One of the most unforgivable things about reddit is how pathetic the search engine is, considering the amount of free, top notch information is captured there and you need google +reddit to get at it, what can we do to make federated alternatives self searchable ?
This is going to be even worse than reddit search, unfortunately. There’s not an easy way to make a search like this scale for the small amount of instances we even know about. Considering there are tons of instance out there and there will probably be more in the future, these problems are going to crop up a lot more. It’s actually much easier to search in one centralized location, however the reddit search actually ended up being implemented.
Discord, for example, means all useful information is captured by discord, never to be searched by plebs. IRC is usually ephemeral. Most web search has been diluted by SEO and content farms to the point of uselessness. Perhaps we can think about next gen search right now. A point of hope is things like gigabrain which, it would seem, use LLMs to ‘cut through the noise’, but also summarize and collate, seems like a useful way forward if distributed. Happy to look into it myself, but would like to hear others input. (pleasently ppl were commenting before I finished)
Not sure how to deal with this, but I believe I am a competent coder with ideas, perhaps this is an inappropriate community for this, happy to move the question.
Don’t know how to help but agree on how important search is. Which might be even harder to do given federation.

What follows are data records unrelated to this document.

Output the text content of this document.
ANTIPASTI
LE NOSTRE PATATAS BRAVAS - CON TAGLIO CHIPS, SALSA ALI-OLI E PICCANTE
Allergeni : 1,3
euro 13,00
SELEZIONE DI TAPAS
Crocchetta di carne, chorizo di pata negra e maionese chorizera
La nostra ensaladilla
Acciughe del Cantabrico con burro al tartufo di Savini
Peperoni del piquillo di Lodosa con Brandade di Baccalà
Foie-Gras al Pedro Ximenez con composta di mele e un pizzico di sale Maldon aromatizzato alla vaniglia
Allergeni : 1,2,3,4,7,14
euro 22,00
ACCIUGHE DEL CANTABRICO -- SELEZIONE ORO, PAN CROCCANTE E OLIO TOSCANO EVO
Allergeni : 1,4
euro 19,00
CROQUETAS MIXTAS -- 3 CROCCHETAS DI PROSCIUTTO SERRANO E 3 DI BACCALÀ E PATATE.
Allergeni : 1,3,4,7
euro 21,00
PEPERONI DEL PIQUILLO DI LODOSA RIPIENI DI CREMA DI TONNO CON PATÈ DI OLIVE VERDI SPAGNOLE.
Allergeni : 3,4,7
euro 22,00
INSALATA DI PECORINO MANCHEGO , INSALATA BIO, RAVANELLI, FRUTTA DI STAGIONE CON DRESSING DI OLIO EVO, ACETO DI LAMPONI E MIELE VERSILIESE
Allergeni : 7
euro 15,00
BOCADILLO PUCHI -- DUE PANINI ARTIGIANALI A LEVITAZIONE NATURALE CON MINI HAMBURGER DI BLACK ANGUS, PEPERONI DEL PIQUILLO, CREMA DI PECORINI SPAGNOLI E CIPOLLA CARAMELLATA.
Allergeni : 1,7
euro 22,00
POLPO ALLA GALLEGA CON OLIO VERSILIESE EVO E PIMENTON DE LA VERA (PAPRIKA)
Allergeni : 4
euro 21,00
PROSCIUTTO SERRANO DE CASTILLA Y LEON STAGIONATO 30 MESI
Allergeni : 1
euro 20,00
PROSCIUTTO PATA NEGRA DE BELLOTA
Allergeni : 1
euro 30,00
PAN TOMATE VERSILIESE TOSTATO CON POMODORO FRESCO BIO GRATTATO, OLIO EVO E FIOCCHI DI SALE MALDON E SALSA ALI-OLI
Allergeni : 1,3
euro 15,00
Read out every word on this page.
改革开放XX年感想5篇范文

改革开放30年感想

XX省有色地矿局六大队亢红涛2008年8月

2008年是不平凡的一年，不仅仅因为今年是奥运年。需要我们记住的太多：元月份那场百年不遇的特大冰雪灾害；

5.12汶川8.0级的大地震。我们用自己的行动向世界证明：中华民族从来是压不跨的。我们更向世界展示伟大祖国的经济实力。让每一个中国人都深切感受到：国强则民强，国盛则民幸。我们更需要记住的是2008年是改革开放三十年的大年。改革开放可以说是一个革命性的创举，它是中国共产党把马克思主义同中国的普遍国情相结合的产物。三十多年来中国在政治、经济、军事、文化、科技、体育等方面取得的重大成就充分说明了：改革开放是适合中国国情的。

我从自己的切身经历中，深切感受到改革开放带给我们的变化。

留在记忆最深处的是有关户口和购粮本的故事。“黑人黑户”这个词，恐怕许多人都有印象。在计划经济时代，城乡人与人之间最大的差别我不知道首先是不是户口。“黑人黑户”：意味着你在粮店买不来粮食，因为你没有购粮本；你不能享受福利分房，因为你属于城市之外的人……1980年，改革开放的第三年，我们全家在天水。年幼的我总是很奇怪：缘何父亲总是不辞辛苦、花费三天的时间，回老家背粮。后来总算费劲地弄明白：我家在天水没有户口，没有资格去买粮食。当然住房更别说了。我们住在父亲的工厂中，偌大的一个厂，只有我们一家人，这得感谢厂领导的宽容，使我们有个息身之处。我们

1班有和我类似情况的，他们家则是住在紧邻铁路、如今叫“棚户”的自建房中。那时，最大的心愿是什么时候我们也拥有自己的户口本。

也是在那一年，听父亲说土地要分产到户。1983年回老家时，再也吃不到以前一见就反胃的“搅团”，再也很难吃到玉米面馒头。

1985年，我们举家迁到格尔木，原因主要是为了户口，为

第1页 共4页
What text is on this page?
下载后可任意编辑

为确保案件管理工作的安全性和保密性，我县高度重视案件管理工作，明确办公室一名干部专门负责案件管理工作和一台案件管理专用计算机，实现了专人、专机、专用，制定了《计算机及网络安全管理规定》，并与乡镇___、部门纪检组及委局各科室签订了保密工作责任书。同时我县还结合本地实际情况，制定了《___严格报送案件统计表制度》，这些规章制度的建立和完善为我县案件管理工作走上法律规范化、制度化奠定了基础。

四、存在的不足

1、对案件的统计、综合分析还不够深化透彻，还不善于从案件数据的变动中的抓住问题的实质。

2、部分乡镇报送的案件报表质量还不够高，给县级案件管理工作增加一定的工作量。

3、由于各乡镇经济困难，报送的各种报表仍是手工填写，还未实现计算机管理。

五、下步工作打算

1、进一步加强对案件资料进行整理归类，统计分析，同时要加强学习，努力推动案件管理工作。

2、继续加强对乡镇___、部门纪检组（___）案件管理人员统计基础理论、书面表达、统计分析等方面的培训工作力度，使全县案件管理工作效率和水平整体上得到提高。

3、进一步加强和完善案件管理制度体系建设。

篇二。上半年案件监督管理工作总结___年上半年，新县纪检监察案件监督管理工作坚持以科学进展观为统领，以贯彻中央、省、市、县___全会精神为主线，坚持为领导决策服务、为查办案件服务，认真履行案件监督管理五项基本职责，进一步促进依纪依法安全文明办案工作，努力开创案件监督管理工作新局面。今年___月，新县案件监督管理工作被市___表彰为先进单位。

Also upvote for firefly user name
Eventually I hope lemmy.directory will be great for this purpose. It’s a Lemmy instance configured to pick up every Lemmy community it can find.
Simplest implementation is that an instance searches its own content while sending requests to federated instances and merging their results in with its own based on whatever method the instance admins want (whether it puts its own results at the top, or treats them as one set, or whatever). That could cause a lot of traffic and has a load of latency while your search spreads out hop by hop, to the instances that yours is federated with, to the ones they’re federated with, etc. Plus you’d need a mechanism to stop instances from sending a search to an instance that’s already got it, to avoid hammering instances that have multiple federation paths to yours. Not an easy problem.
You might be able to do some kind of index publication where an instance publishes the most notable posts for other instances to include in their indexes, so that when you search it could show you results from among hot posts elsewhere in the fediverse - not an exhaustive list, but a search within posts that are getting attention.
There’s also other stuff I’d be tempted to experiment with, like using some kind of TF-IDF ranking to choose what counts as “most notable”, rather than just activity or view count, so that posts that are particularly relevant to certain topics could be publicised. An instance could even choose to filter that, so for example an instance who chooses to focus on tech topics could publicise highly-relevant tech posts but filter out politics keywords even when a post gets high relevance scores, so that political discussion on that instance is less visible, even when searched for.
Thankyou for applying soilid thought. What there would you consider actionable ? As in could likely be coded (for free)
Any of that could be done; there’s some parts that are more challenging but there are certainly harder things that have been solved by open-source software. I know almost nothing about how Lemmy’s innards are built though, so I couldn’t hazard a guess as to how much effort any of it would take. Some of it could possibly be achieved through separate services that you could host alongside a Lemmy instance, or entirely on their own, while other parts would really work best as features within Lemmy’s own codebase.